Единственное, за что уцепился острый слух Мишеля из всей этой содержательной информации, так это фраза о том, что у Гордеева «было время», которого, в понимании самого Мишеля, быть-то как раз и не должно.

— Что значит «было время»? — Уточнил он, вскинув брови. Адриан Кройтор согласно кивнул, затем улыбнулся и сказал:

— Это случилось только на следующий день, Михаил Иванович! В день похорон вашей матери, когда Гордеев вызвал к себе Леонида Воробьёва, и сделал ему недвусмысленное предложение, а меня оглушили и бросили в подвал. На следующий день после её смерти.

И он опять не стал ничего говорить, наслаждаясь реакцией молодого князя.

Он-то, разумеется, всё понял без лишних объяснений.

— То есть, изначально делу всё-таки дали ход. — Произнёс он задумчиво, затем, подняв взгляд на Адриана, с усмешкой сказал: — Ты же ведь понимаешь, что оно нужно нам сейчас, как ничто другое?

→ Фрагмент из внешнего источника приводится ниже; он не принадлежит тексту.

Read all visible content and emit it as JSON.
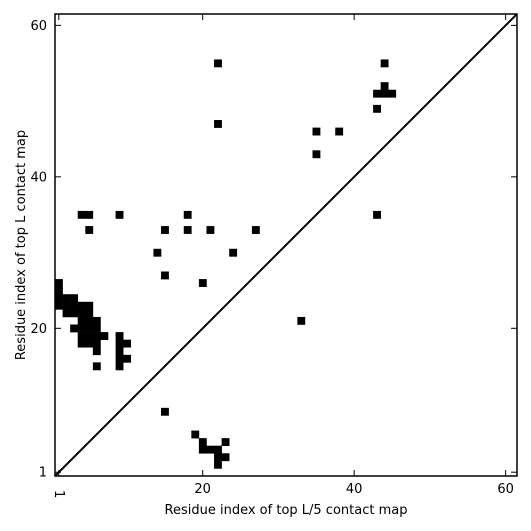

Порадовала его сообразительность, но ещё больше порадовало это «нам». Отрадно было слышать, прямо душу грело! Адриан улыбнулся в ответ, и кивнул, но улыбка тотчас же сползла с его лица, уголки губ опустились вниз.

— Знаете, при моём нынешнем положении беглеца, мне довольно проблематично будет его достать. Но ведь и не это сейчас главное! — Голос его вновь сделался возбуждённым, а в глазах появился лихорадочный блеск. — Михаил Иванович, вы можете попросту не успеть. Прежде, чем спасать память вашей матушки, мы должны спаси вас!

— Отели. — В очередной раз порадовал своей сообразительностью Мишель.

— Да. Отели. — Кивнул Адриан в ответ. — «Надежда» по-прежнему на грани разорения, а остальные три долго не протянут без хозяина. Управляющим был назначен я, но, как вы сами видите… — Он развёл руками. — Сейчас управляющий из меня никакой. В моё отсутствие дела поручено вести господину Митрофанову. И я бы рекомендовал вам найти его как можно скорее, до того, как его найдёт ваш отец.

— Завтра же поговорю с ним, — решительно сказал Мишель. — Я и так собирался сделать это, а теперь причин вдвое больше.

— Есть ещё кое-что, ваше благородие. — Адриан поморщился, и покачал головой. Что уж поделаешь, сегодня он был как гонец, принёсший дурные вести. Оставалось надеяться лишь на милость своего господина.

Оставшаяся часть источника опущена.